In response, the RBA only performed one tranche of bond-buying over the last month, with all purchases totalling some $50 billion.
When it comes to further easing, the RBA is stuck
The Reserve Bank – having cut rates and begun effective quantitative easing – has little left to do but make sure the government is pulling its weight.
"Right through to next year the economy is going to need support, from both monetary and fiscal policy… my main concern is that we don’t withdraw fiscal support too early," Lowe told the Senate last week.
It's made the powerful central bank little more than a specator, according to Indeed Asia-Pacific economist Callam Pickering.
"With Australia facing its greatest economic challenge since the Great Depression, it is strange that the Reserve Bank of Australia is effectively a bystander. With Reserve Bank governor Phil Lowe arguing against negative rates, Australia’s central bank has been left to do little more than provide liquidity to the financial system," he said in a note issued to Business Insider Australia.
The bank's refusal to go negative with rates and entertain further easing, while an assurance to the public, is "a mistake" according to Pickering.

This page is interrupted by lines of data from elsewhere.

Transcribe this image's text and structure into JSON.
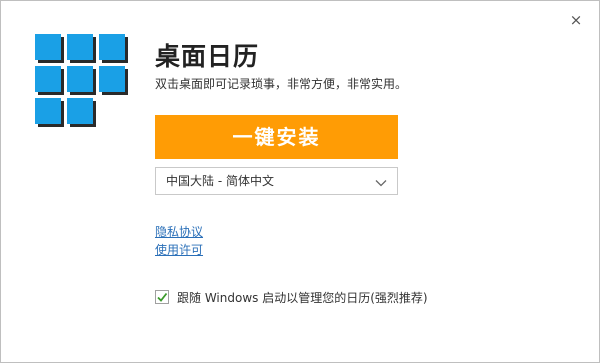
{
  "window": {
    "close_glyph": "×"
  },
  "app": {
    "title": "桌面日历",
    "subtitle": "双击桌面即可记录琐事，非常方便，非常实用。"
  },
  "install": {
    "button_label": "一键安装",
    "button_color": "#ff9c05"
  },
  "language": {
    "selected": "中国大陆 - 简体中文"
  },
  "links": {
    "privacy": "隐私协议",
    "license": "使用许可"
  },
  "autostart": {
    "checked": true,
    "label": "跟随 Windows 启动以管理您的日历(强烈推荐)"
  },
  "colors": {
    "logo_tile": "#1aa0e6",
    "link": "#2a6fb8",
    "check": "#3a9a2a"
  }
}
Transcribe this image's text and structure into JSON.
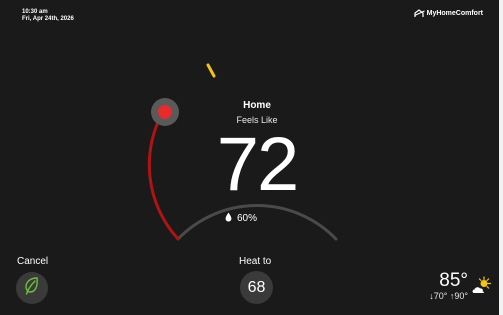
{
  "status": {
    "time": "10:30 am",
    "date": "Fri, Apr 24th, 2026"
  },
  "brand": {
    "name": "MyHomeComfort"
  },
  "thermostat": {
    "mode_title": "Home",
    "feels_like_label": "Feels Like",
    "current_temp": "72",
    "humidity": "60%",
    "heat_arc_color": "#b01313",
    "setpoint_marker_color": "#e52b2b",
    "ambient_marker_color": "#f2c318"
  },
  "controls": {
    "cancel_label": "Cancel",
    "leaf_icon": "leaf-icon",
    "heat_to_label": "Heat to",
    "heat_setpoint": "68"
  },
  "weather": {
    "outdoor_temp": "85°",
    "low": "↓70°",
    "high": "↑90°",
    "icon": "partly-cloudy-sun-icon"
  }
}
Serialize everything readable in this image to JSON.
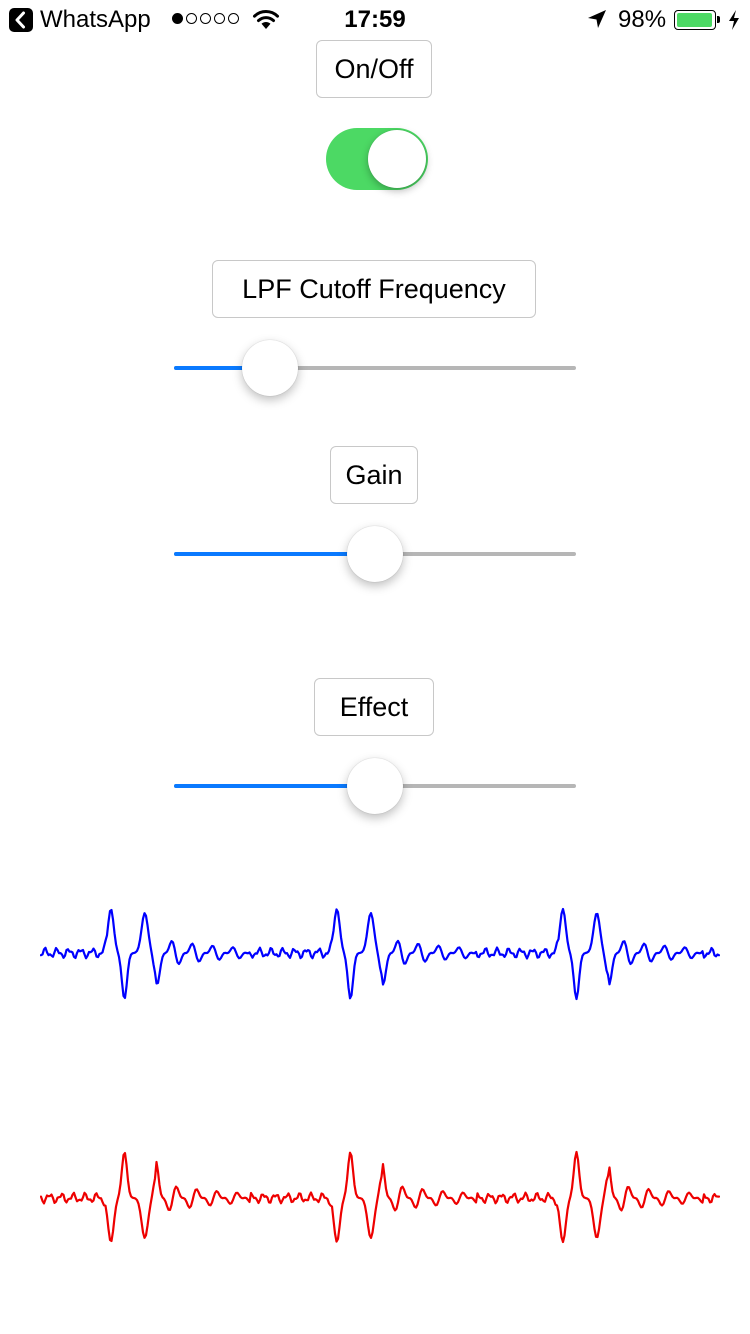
{
  "status_bar": {
    "back_app": "WhatsApp",
    "signal_bars_filled": 1,
    "signal_bars_total": 5,
    "time": "17:59",
    "battery_percent": "98%",
    "battery_level": 0.98,
    "battery_color": "#4cd964",
    "icons": [
      "back-arrow-icon",
      "wifi-icon",
      "location-arrow-icon",
      "battery-icon",
      "charging-bolt-icon"
    ]
  },
  "controls": {
    "on_off": {
      "label": "On/Off",
      "on": true,
      "color": "#4cd964"
    },
    "lpf": {
      "label": "LPF Cutoff Frequency",
      "value": 0.24
    },
    "gain": {
      "label": "Gain",
      "value": 0.5
    },
    "effect": {
      "label": "Effect",
      "value": 0.5
    }
  },
  "colors": {
    "slider_fill": "#0a7aff",
    "slider_track": "#b6b6b6",
    "input_wave": "#0000ff",
    "output_wave": "#ee0000"
  }
}
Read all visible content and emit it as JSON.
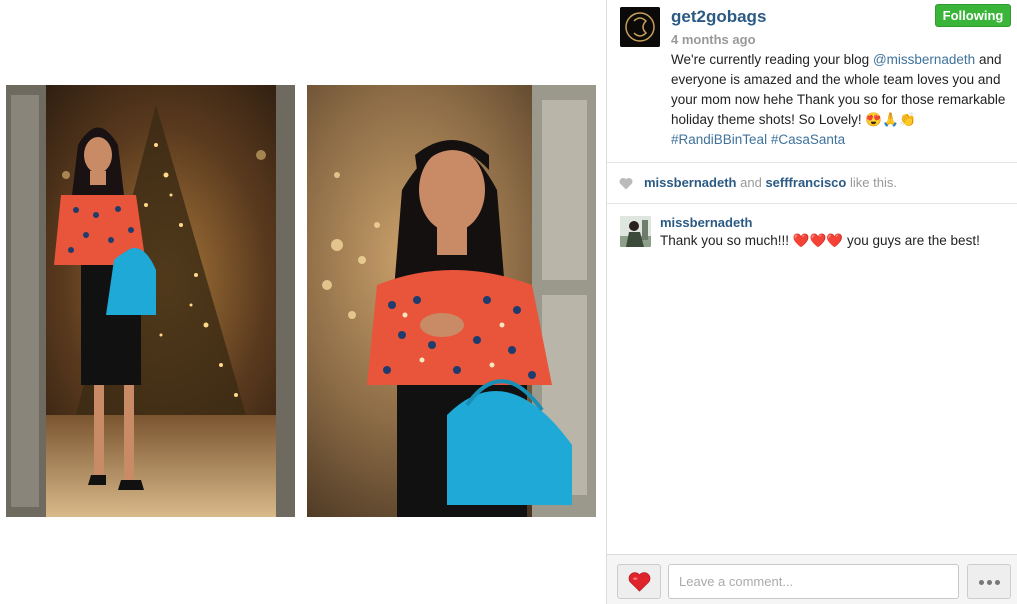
{
  "post": {
    "username": "get2gobags",
    "timestamp": "4 months ago",
    "follow_label": "Following",
    "caption": {
      "part1": "We're currently reading your blog ",
      "mention": "@missbernadeth",
      "part2": " and everyone is amazed and the whole team loves you and your mom now hehe Thank you so for those remarkable holiday theme shots! So Lovely! ",
      "emoji": "😍🙏👏",
      "hashtag1": "#RandiBBinTeal",
      "hashtag2": "#CasaSanta"
    }
  },
  "likes": {
    "user1": "missbernadeth",
    "and": "and",
    "user2": "sefffrancisco",
    "suffix": "like this."
  },
  "comments": [
    {
      "user": "missbernadeth",
      "text": "Thank you so much!!! ❤️❤️❤️ you guys are the best!"
    }
  ],
  "footer": {
    "comment_placeholder": "Leave a comment..."
  },
  "colors": {
    "follow_green": "#3ab53a",
    "link_blue": "#2b5a83",
    "heart_red": "#e0242b",
    "bag_teal": "#1fa9d6"
  }
}
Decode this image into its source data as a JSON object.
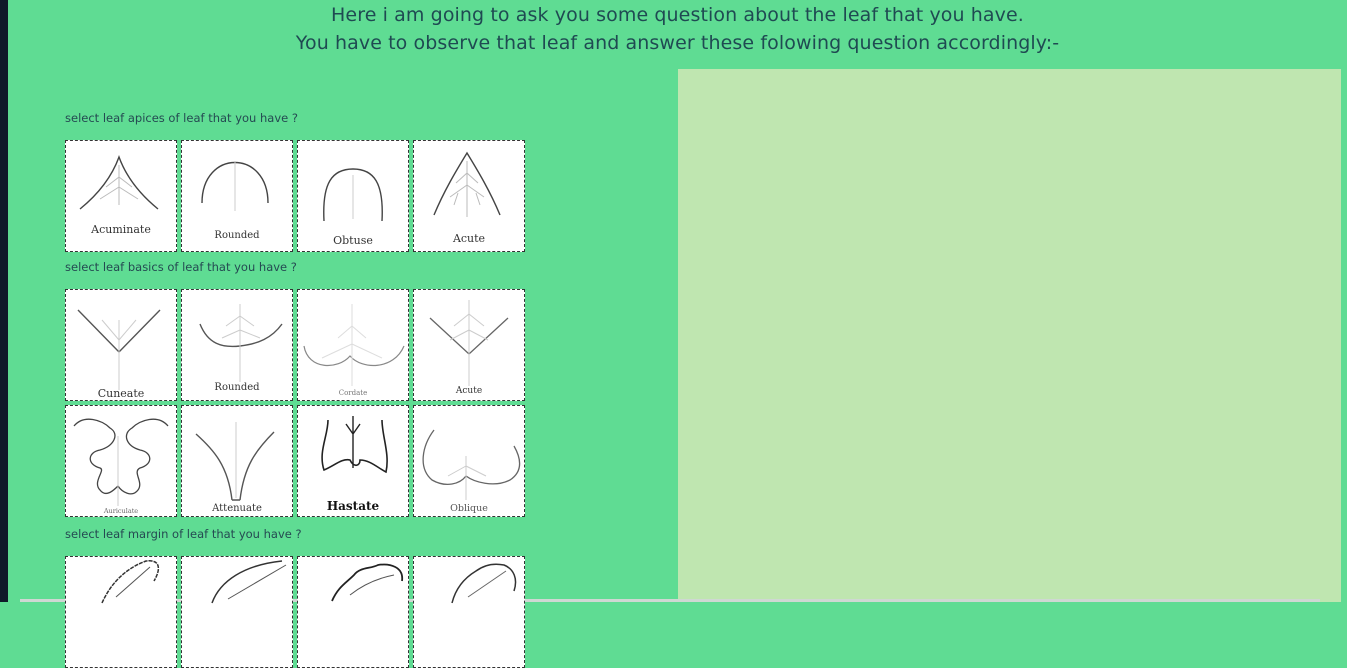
{
  "header": {
    "line1": "Here i am going to ask you some question about the leaf that you have.",
    "line2": "You have to observe that leaf and answer these folowing question accordingly:-"
  },
  "questions": {
    "apices": {
      "label": "select leaf apices of leaf that you have ?",
      "options": [
        "Acuminate",
        "Rounded",
        "Obtuse",
        "Acute"
      ]
    },
    "basics": {
      "label": "select leaf basics of leaf that you have ?",
      "options": [
        "Cuneate",
        "Rounded",
        "Cordate",
        "Acute",
        "Auriculate",
        "Attenuate",
        "Hastate",
        "Oblique"
      ]
    },
    "margin": {
      "label": "select leaf margin of leaf that you have ?"
    }
  },
  "colors": {
    "background": "#5fdc93",
    "panel": "#bfe6b0",
    "text": "#1f4a52"
  }
}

"Negative rates may not be an appealing course of action but it may be necessary. Other forms of quantitative easing, whether that be further yield control or the purchase of other financial assets, may also be warranted," he said.
"Right now the only commitment the Reserve Bank has made is that they won’t ‘increase the cash rate target until progress is being made towards full employment’ but that promise isn’t particularly useful if policy is also far too tight to achieve those goals."

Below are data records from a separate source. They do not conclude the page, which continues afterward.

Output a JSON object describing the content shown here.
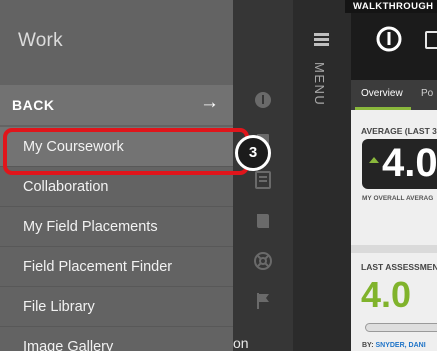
{
  "drawer": {
    "title": "Work",
    "back_label": "BACK",
    "back_arrow": "→",
    "items": [
      {
        "label": "My Coursework",
        "active": true
      },
      {
        "label": "Collaboration"
      },
      {
        "label": "My Field Placements"
      },
      {
        "label": "Field Placement Finder"
      },
      {
        "label": "File Library"
      },
      {
        "label": "Image Gallery"
      }
    ]
  },
  "walkthrough": {
    "step": "3",
    "banner": "WALKTHROUGH",
    "highlight_color": "#e0151b"
  },
  "side_icons": [
    "logo-icon",
    "document-icon",
    "notebook-icon",
    "book-icon",
    "lifebuoy-icon",
    "flag-icon"
  ],
  "partial_text": "on",
  "menu_column": {
    "label": "MENU"
  },
  "app": {
    "tabs": [
      "Overview",
      "Po"
    ],
    "average_label": "AVERAGE (LAST 3",
    "average_value": "4.0",
    "average_sub": "MY OVERALL AVERAG",
    "last_label": "LAST ASSESSMEN",
    "last_value": "4.0",
    "by_prefix": "BY: ",
    "by_name": "SNYDER, DANI",
    "accent": "#80b32c"
  }
}
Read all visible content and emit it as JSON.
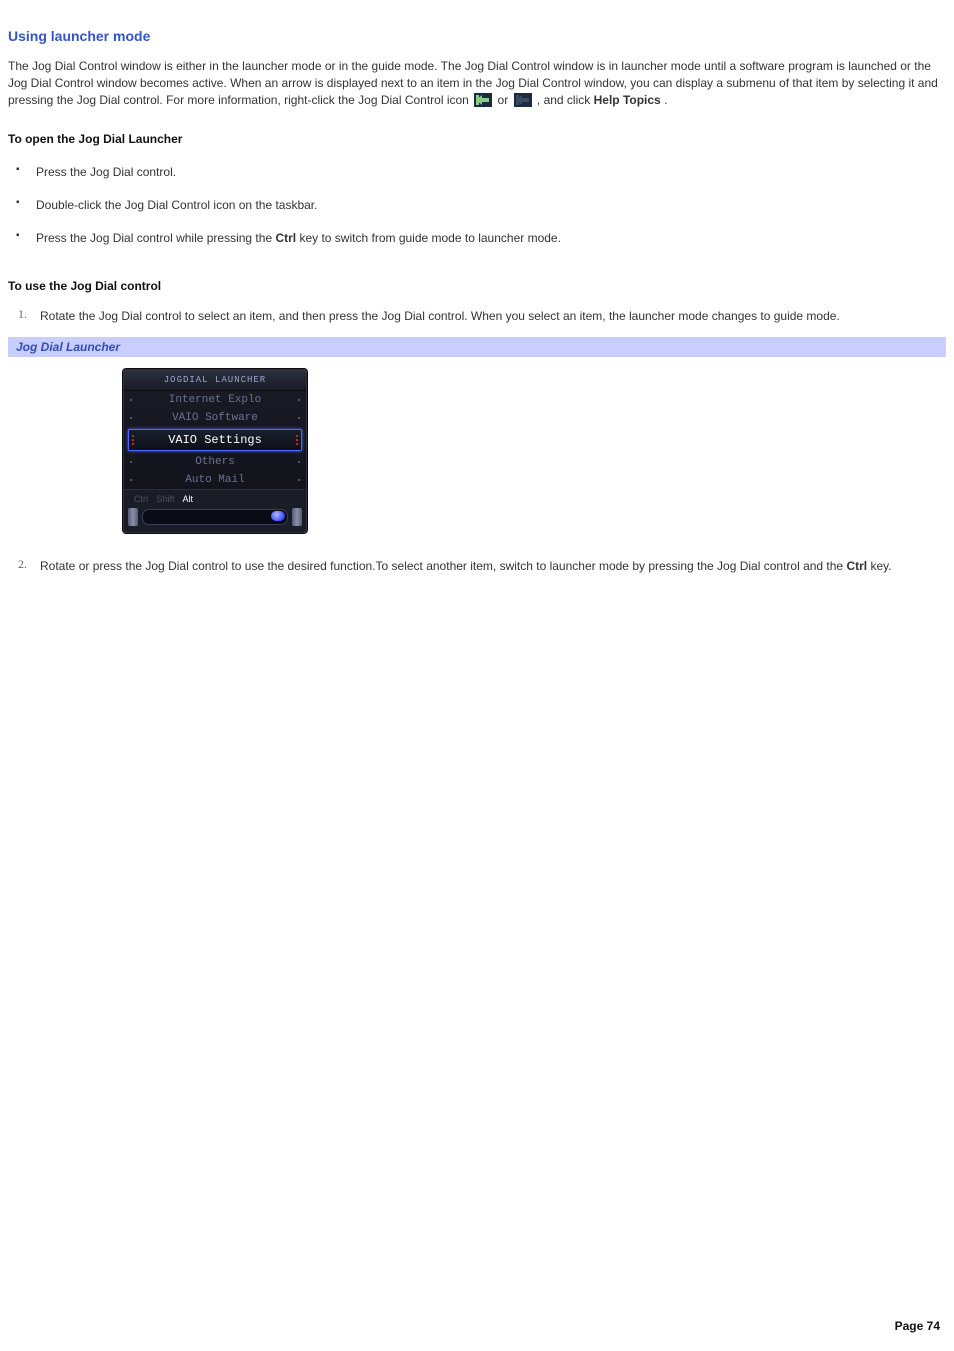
{
  "title": "Using launcher mode",
  "intro": {
    "part1": "The Jog Dial Control window is either in the launcher mode or in the guide mode. The Jog Dial Control window is in launcher mode until a software program is launched or the Jog Dial Control window becomes active. When an arrow is displayed next to an item in the Jog Dial Control window, you can display a submenu of that item by selecting it and pressing the Jog Dial control. For more information, right-click the Jog Dial Control icon ",
    "or": " or ",
    "part2": " , and click ",
    "help_topics": "Help Topics",
    "part3": "."
  },
  "sub1": "To open the Jog Dial Launcher",
  "bullets": [
    "Press the Jog Dial control.",
    "Double-click the Jog Dial Control icon on the taskbar."
  ],
  "bullet3": {
    "pre": "Press the Jog Dial control while pressing the ",
    "key": "Ctrl",
    "post": " key to switch from guide mode to launcher mode."
  },
  "sub2": "To use the Jog Dial control",
  "step1": "Rotate the Jog Dial control to select an item, and then press the Jog Dial control. When you select an item, the launcher mode changes to guide mode.",
  "caption": "Jog Dial Launcher",
  "launcher": {
    "title": "JOGDIAL LAUNCHER",
    "items_top": [
      "Internet Explo",
      "VAIO Software"
    ],
    "selected": "VAIO Settings",
    "items_bottom": [
      "Others",
      "Auto Mail"
    ],
    "modkeys": {
      "ctrl": "Ctrl",
      "shift": "Shift",
      "alt": "Alt"
    }
  },
  "step2": {
    "pre": "Rotate or press the Jog Dial control to use the desired function.To select another item, switch to launcher mode by pressing the Jog Dial control and the ",
    "key": "Ctrl",
    "post": " key."
  },
  "page_number": "Page 74"
}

Despite these criticisms, the RBA's course for the foreseeable future is likely a predictable one, keeping rates on hold, continuing its bond-buying program, and urging the Australian government to do more to get the economy moving.
The economy will get worse before it gets better
While the outlook remains uncertain, the economy is broadly expected to languish for some time before a recovery can be made.

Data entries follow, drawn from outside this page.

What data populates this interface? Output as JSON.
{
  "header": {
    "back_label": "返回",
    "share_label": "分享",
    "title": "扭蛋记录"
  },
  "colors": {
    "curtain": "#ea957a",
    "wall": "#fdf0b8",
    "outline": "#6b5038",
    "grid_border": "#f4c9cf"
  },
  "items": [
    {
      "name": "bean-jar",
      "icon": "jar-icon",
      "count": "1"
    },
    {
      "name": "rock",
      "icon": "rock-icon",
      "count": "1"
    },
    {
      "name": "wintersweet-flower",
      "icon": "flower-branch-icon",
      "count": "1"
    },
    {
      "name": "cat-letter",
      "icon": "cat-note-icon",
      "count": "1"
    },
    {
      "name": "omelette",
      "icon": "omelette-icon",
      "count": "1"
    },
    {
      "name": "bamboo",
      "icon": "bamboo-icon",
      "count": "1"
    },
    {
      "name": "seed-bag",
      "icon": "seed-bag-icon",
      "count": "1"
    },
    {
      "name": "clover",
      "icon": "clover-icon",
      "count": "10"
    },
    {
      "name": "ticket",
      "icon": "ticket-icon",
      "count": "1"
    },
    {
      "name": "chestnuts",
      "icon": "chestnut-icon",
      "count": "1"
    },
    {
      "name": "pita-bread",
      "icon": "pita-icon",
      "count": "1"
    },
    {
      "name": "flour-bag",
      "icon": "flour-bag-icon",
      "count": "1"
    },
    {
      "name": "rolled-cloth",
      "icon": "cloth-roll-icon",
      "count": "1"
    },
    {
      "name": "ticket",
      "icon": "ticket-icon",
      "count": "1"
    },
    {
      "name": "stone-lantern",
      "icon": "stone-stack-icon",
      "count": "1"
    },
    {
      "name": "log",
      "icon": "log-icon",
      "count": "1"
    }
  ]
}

"Given such an outlook and the damage that lock-downs are doing to the economy’s potential growth rate, we look for a low rate regime to persist for many years," Janus Henderson investment strategist Frank Ulenbruch said ahead of the decision
Ulenbruh's view is largely the consensus view of economists, many of whom expect it'll be some time before the economy begins truly growing again, and two or three years before the central bank will even consider raising rates, with the worst not yet behind us.
"We expect a large fall in output in quarter two of around 8.5% followed by a return to growth in quarter three and a more substantial rebound in activity in quarter four. We think it is unlikely that the level of activity will fully recover to pre-COVID levels before mid-2022," NAB economists wrote on Monday.
"With GDP data relatively lagged, more timely indicators already suggest Australia has entered a downturn of unprecedented speed and magnitude, seen most clearly in the labour market. We expect that the unemployment rate will rise to over 10% by year’s end and then partially recover in 2021, remaining above 7% reflecting the delayed recovery in the level of activity."
According to a Finder survey of 34 economists, 85% said a global recovery would not occur until at least 2022. In a separate finding, nearly half of those asked said the hospitality sector wouldn't be at full operation – without social distancing restrictions – until next year at the earliest.
While the RBA wants to put on a brave face, Governor Philip Lowe will remain cautious in the face of a rising dollar.
"No change in monetary policy is expected but the Australian dollar faces upside risk if the RBA reiterates that the Australian economy is faring slightly better than the Bank’s central scenario," CBA senior currency strategist Elias Haddad said in a research note issued before the decision.
Rising to a four-month high this week, a stronger Australian dollar could only hurt the eventual recovery effort.